In the so called Age of Enlightenment also prose underwent great changes in form, theme, and purpose. American thinkers expressed their thoughts chiefly through political discourse. They asserted the supremacy of reason over church doctrine and emphasized the importance of the individual and freedom above established authorities and institutions. These ideas were spread by newspapers.like the Boston News-Letter, (1704) and the Boston Gazette (1719
In 1721, the New-England Courant, started by James Franklin, became the first newspaper to include literary entertainment. Franklin’s younger brother Benjamin Franklin published humorous social commentary under the pen name of Silence Dogood, the widow of a minister. Besides, in 1727 he, with a group of friends, established a men’s reading club in Philadelphia called the Junto, started his own printing house and published the Pennsylvania Gazette in which Pamela; or Virtue Rewarded by British author Samuel Richardson appeared for the first time in America .
Franklin’s writings (pen name Richard Saunders) advocated hard work as the key to success. He expressed his views in maxims, proverbs, and simple wisdom that filled his Poor Richard’s Almanack, published annually from 1733 to 1758.
His Autobiography , published 78 years after his death; it is considered a classic because of its portrait of American life during his time.

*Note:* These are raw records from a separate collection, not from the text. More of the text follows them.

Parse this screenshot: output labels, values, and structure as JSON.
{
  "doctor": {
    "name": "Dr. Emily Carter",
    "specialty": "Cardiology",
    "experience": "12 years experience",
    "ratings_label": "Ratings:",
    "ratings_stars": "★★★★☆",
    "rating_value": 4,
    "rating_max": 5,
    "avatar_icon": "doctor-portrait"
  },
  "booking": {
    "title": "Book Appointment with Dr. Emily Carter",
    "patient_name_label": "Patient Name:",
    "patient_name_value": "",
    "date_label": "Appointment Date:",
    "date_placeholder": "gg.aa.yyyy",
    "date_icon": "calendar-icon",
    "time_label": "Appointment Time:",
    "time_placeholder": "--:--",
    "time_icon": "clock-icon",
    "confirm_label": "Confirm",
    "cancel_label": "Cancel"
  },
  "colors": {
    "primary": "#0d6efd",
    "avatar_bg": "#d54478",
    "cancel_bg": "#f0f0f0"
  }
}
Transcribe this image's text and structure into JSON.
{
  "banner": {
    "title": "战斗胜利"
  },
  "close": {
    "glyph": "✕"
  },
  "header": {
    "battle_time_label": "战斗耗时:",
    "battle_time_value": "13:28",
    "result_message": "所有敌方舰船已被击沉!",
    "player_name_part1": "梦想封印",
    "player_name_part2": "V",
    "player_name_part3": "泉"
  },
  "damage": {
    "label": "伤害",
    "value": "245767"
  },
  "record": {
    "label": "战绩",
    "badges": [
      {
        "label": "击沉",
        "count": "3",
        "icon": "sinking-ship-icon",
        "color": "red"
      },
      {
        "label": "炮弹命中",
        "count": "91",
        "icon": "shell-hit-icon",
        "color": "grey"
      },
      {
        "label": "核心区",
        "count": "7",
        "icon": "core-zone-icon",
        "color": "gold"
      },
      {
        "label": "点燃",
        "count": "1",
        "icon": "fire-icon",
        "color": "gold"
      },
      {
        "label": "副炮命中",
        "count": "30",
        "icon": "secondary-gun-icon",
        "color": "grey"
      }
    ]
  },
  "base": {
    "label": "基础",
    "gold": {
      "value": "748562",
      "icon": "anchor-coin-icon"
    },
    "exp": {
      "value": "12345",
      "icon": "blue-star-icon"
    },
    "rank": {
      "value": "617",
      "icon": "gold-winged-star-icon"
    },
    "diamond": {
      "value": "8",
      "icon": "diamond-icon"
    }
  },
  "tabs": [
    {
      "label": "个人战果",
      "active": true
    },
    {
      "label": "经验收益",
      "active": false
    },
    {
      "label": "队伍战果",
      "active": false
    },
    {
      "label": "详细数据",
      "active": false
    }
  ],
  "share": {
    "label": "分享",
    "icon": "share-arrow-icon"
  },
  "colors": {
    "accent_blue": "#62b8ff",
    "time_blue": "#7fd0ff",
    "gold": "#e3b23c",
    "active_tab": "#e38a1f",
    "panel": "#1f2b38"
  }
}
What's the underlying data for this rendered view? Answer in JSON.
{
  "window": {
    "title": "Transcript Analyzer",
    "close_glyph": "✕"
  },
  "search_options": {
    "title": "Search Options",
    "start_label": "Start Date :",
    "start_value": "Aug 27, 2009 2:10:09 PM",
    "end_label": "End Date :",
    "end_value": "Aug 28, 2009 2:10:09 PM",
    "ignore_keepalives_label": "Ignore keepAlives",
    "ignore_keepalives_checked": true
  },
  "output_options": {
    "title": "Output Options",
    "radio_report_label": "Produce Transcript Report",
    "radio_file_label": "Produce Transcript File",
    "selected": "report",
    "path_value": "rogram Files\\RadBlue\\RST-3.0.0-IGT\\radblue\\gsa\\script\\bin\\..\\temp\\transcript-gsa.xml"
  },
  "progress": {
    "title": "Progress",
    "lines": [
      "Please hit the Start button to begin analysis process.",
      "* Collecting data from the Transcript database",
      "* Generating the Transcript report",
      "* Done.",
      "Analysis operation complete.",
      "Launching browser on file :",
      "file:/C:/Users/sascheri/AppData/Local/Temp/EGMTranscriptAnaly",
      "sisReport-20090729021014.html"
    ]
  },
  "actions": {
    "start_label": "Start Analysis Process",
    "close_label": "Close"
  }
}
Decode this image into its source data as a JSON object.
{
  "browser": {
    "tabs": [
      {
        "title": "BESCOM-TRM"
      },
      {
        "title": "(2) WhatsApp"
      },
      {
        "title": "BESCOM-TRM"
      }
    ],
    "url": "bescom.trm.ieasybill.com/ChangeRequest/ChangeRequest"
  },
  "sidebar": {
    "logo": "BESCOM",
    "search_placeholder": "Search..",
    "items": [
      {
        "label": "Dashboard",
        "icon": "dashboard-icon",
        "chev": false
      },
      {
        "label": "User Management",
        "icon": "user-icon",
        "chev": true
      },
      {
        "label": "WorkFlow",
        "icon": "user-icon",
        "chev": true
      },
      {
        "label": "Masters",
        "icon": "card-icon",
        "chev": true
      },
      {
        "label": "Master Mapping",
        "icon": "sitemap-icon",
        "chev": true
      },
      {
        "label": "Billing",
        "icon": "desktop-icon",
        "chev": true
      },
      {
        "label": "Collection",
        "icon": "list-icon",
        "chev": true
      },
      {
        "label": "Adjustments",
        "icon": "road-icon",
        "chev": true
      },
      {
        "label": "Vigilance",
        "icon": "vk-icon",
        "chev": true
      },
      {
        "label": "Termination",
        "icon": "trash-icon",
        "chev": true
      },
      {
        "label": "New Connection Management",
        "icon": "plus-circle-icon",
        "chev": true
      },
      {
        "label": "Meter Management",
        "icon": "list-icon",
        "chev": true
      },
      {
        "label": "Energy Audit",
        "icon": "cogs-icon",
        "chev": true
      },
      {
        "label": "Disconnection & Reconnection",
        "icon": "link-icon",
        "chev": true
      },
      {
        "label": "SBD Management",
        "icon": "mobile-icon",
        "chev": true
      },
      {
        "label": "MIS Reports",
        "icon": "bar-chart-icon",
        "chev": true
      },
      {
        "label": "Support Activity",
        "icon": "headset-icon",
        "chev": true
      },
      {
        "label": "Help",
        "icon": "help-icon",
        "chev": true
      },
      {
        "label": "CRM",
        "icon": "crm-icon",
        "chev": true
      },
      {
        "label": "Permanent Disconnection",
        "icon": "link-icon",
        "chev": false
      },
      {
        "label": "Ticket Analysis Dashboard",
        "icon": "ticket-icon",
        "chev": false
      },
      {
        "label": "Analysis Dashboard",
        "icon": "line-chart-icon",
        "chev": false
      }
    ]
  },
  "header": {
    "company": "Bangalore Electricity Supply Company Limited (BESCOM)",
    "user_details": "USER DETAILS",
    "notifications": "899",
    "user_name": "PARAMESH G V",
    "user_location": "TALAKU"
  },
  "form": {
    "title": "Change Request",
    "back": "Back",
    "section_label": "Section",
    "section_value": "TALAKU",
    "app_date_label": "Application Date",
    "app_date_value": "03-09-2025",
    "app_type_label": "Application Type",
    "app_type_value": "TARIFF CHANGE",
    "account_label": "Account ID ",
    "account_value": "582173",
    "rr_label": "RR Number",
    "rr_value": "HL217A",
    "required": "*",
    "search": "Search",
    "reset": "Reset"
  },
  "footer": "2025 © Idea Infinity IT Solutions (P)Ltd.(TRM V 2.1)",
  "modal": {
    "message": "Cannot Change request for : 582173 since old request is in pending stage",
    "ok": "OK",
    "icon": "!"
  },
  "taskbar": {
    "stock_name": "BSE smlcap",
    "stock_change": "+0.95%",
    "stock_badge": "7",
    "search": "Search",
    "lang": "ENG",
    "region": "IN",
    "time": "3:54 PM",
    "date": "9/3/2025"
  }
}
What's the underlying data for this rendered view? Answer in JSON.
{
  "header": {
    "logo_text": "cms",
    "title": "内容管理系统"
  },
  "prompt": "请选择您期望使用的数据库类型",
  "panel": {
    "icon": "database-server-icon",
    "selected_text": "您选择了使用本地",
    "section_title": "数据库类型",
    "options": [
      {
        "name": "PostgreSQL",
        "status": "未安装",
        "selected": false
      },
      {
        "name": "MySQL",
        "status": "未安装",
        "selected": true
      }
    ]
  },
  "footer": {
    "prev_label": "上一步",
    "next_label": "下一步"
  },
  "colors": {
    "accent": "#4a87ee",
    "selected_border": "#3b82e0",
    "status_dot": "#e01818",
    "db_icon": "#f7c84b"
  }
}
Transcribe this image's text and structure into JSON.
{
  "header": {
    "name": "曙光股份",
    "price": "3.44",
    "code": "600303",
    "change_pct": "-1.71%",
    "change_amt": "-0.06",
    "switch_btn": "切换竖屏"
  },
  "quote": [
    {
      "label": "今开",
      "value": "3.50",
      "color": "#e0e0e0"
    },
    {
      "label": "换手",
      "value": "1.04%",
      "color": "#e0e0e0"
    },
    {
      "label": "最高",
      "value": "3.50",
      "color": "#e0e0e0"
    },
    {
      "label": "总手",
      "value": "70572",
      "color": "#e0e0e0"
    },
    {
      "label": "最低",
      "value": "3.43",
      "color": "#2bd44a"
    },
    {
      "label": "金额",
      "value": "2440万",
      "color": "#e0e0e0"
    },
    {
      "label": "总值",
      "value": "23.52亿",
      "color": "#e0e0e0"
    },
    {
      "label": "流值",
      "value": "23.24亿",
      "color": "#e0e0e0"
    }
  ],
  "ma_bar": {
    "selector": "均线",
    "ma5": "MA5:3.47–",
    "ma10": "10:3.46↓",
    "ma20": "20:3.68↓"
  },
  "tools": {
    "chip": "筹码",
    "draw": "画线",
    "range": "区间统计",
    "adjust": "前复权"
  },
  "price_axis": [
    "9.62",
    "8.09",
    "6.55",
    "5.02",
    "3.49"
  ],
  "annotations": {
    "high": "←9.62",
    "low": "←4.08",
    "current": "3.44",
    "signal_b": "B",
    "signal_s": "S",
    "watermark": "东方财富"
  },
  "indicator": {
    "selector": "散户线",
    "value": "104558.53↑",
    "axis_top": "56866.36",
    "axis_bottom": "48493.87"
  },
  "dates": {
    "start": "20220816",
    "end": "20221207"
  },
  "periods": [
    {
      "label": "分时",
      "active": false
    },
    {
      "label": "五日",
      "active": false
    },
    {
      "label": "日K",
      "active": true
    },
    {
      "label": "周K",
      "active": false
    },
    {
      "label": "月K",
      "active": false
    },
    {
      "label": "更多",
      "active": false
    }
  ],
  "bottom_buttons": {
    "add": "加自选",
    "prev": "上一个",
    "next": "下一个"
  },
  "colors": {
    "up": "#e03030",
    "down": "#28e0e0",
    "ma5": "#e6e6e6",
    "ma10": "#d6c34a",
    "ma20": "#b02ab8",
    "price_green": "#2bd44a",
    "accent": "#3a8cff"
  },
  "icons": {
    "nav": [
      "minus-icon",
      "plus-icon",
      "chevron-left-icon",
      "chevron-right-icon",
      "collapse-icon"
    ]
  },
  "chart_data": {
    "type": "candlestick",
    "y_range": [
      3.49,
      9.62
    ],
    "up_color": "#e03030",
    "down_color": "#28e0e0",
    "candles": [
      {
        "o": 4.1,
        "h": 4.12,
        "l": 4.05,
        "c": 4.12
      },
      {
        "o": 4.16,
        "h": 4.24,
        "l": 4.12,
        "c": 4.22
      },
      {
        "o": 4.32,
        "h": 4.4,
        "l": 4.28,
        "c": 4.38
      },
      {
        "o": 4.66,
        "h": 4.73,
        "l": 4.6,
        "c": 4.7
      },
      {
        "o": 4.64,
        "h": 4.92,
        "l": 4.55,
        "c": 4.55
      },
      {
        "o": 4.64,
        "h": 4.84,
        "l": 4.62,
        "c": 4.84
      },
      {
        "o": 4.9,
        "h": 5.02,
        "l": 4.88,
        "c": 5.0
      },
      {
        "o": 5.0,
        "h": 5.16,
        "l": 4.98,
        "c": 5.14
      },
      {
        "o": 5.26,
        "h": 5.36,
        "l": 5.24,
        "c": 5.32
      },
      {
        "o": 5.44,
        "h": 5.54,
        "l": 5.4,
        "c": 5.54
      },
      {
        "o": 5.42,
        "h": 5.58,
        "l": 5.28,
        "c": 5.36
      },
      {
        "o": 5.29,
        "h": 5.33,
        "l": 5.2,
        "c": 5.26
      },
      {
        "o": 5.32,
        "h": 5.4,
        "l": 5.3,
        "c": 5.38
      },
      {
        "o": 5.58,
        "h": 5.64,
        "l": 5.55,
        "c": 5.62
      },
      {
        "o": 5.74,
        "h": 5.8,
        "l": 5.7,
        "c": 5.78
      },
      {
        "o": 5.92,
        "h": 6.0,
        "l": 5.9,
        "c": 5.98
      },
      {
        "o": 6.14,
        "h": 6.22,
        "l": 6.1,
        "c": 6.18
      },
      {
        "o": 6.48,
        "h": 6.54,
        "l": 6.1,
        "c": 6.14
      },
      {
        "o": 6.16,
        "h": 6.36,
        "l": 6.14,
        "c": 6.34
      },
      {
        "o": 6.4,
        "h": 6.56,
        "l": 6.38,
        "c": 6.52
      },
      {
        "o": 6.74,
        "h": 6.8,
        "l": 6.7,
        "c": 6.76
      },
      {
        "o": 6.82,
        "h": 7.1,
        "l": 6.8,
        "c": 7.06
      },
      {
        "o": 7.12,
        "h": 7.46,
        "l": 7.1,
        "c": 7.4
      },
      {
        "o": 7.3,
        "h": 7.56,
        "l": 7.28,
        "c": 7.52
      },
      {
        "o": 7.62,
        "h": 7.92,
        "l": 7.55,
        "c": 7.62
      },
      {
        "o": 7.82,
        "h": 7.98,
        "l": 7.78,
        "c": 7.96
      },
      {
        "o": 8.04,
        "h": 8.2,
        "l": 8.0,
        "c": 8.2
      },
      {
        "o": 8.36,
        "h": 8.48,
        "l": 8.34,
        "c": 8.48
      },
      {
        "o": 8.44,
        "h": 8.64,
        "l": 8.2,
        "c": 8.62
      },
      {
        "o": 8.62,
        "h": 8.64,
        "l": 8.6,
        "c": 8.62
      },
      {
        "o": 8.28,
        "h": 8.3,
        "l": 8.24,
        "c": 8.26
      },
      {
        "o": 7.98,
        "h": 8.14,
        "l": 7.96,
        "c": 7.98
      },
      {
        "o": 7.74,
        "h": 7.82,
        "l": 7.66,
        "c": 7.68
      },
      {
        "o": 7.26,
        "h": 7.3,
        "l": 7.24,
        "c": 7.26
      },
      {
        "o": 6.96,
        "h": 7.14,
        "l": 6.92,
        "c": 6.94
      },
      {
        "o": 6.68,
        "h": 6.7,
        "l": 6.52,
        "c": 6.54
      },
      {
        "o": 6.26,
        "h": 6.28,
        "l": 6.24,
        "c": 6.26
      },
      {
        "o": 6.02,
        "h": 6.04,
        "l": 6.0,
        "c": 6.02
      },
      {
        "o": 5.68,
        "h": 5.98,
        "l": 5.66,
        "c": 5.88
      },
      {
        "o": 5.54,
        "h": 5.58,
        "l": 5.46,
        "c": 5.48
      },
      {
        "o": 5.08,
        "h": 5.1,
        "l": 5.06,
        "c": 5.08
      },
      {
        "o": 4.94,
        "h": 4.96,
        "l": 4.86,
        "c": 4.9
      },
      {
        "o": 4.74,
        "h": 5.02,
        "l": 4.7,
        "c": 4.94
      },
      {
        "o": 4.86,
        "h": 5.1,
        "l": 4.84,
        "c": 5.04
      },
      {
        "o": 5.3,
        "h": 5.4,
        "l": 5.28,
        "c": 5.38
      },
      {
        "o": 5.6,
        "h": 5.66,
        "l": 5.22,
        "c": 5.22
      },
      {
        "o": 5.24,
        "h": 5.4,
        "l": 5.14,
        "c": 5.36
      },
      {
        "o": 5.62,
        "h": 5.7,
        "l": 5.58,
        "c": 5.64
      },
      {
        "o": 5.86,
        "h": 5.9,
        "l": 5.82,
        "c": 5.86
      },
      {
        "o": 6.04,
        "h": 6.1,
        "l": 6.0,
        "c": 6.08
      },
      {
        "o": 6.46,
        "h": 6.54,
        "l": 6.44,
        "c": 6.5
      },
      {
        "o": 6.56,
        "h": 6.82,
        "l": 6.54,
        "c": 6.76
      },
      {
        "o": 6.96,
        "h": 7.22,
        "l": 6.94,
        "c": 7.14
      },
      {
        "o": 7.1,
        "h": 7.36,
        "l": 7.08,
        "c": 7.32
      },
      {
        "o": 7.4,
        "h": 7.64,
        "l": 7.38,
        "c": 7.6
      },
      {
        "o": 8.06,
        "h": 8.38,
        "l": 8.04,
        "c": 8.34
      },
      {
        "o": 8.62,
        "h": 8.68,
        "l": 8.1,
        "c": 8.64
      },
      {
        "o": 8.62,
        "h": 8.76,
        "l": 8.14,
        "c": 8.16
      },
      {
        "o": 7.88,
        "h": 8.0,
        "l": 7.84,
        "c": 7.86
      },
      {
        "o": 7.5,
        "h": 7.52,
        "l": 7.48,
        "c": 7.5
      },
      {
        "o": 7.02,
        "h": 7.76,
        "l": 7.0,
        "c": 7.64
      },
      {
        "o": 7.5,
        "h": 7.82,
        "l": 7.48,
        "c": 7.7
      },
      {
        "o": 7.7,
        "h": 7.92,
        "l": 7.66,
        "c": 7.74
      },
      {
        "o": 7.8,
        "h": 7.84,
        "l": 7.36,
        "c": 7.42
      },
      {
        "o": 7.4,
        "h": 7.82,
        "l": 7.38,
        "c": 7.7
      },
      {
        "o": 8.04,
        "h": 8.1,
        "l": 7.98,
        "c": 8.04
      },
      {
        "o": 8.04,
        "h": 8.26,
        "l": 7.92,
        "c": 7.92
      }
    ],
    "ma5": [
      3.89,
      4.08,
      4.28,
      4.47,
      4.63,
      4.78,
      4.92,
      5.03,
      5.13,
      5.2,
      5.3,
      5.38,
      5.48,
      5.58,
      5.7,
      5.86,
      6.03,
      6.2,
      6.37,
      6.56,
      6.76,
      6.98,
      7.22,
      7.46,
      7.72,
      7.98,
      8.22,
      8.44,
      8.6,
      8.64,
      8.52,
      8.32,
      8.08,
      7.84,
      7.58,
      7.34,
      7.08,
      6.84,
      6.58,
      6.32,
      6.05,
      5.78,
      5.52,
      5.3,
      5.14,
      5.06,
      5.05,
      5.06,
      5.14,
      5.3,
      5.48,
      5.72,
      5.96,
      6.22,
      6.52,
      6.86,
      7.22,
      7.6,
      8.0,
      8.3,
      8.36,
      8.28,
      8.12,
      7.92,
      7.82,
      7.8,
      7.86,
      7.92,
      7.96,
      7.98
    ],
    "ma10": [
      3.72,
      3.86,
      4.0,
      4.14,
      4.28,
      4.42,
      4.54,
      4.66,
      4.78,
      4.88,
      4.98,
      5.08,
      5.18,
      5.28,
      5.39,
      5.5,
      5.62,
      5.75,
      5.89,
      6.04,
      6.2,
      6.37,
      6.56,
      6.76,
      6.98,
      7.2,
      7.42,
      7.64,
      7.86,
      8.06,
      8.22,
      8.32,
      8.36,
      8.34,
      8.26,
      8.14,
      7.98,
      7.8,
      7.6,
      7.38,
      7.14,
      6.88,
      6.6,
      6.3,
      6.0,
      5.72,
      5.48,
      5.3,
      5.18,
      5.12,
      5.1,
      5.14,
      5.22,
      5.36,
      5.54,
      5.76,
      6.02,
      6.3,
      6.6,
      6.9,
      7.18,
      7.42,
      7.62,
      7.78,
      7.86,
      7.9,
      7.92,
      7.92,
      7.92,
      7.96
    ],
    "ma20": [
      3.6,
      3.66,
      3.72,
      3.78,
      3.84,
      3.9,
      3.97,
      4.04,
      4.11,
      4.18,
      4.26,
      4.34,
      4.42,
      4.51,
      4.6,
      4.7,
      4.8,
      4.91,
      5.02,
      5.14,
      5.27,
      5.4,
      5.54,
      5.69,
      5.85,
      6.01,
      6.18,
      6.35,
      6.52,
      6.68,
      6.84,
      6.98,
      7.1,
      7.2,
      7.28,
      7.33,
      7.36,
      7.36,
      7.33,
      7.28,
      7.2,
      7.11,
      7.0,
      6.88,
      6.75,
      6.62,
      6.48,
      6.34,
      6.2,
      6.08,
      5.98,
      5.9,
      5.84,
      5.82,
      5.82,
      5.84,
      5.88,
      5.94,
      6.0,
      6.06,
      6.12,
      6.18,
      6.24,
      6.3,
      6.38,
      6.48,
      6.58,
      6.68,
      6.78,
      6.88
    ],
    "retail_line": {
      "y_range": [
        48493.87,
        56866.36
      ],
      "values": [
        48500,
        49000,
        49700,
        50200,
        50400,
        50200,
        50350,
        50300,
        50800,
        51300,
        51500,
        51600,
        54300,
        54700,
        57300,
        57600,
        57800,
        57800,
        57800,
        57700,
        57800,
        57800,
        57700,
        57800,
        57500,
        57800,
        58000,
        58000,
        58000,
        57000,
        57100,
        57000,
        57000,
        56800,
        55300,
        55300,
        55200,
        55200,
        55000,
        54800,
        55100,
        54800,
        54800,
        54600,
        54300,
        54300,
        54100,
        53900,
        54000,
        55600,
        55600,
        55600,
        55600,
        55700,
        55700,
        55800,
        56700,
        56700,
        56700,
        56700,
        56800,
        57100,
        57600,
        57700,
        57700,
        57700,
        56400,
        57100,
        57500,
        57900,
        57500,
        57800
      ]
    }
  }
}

THE DECLARATION OF INDEPENDENCE (1787)
Other America’s great Enlightenment writers were Thomas Paine, and Thomas Jefferson who supported the American Revolution. They, together with a committee made up of Franklin John Adams, Roger Sherman and Robert R. Livingston. wrote The Declaration of Independence (1787), an important realization in both politics and American prose.
In the document there were key statements of American freedom, but they necessitated compromises to satisfy all of their authors. One of the most significant compromises was the absence of any mention of slavery for the sake of unity with the Southern colonies, whose economy was rooted in slavery.
American fiction saw his real establishment only after the American Revolution. With the travel narrative and the first feminist writings in which women asked fror the right to vote.
The oldest surviving American play is the political satire Androborus by Robert Hunter (1714), the New York Colony’s governor who published the play as an attack on his political enemies.
Before more American plays had appeared, a company of British professional actors established a touring circuit in the 1750s with an all-British repertory. By the early 1760s this group was known as The American Company and American writers occasionally submitted plays to the actors. In 1767 The American Company staged The Prince of Parthia, a tragedy by Thomas Godfrey, in Philadelphia. This is usually considered the first professional production of a play written by an American different from imitations of the works of William Shakespeare.
Satirical plays were written as propaganda during the war, either supporting British control of the colonies or attacking it like The Blockade (1775), written by British General John Burgoyne, that depicts British soldiers as so terrified of the Americans that they dirt themselves rather than go outside to use the latrine.
In the mid-1780s professional actors were touring in America again. In 1787
Royall Tyler wrote The Contrast, a five-act comedy that owes much to The School for Scandal (1777) by Richard Sheridan as it is a comedy of manners that satirizes the upper classes. It appreciates American fashions and values like patriotism over British duplicity and artificiality.
In this peiod appeared the first American play written by a woman. The melodramatic comedy Slaves in Algiers (1794) by Susanna Rowson reflects troubles with pirates along North Africa’s Barbary Coast who interfered with shipping and ran a white slave trade that involved selling girls and women into prostitution.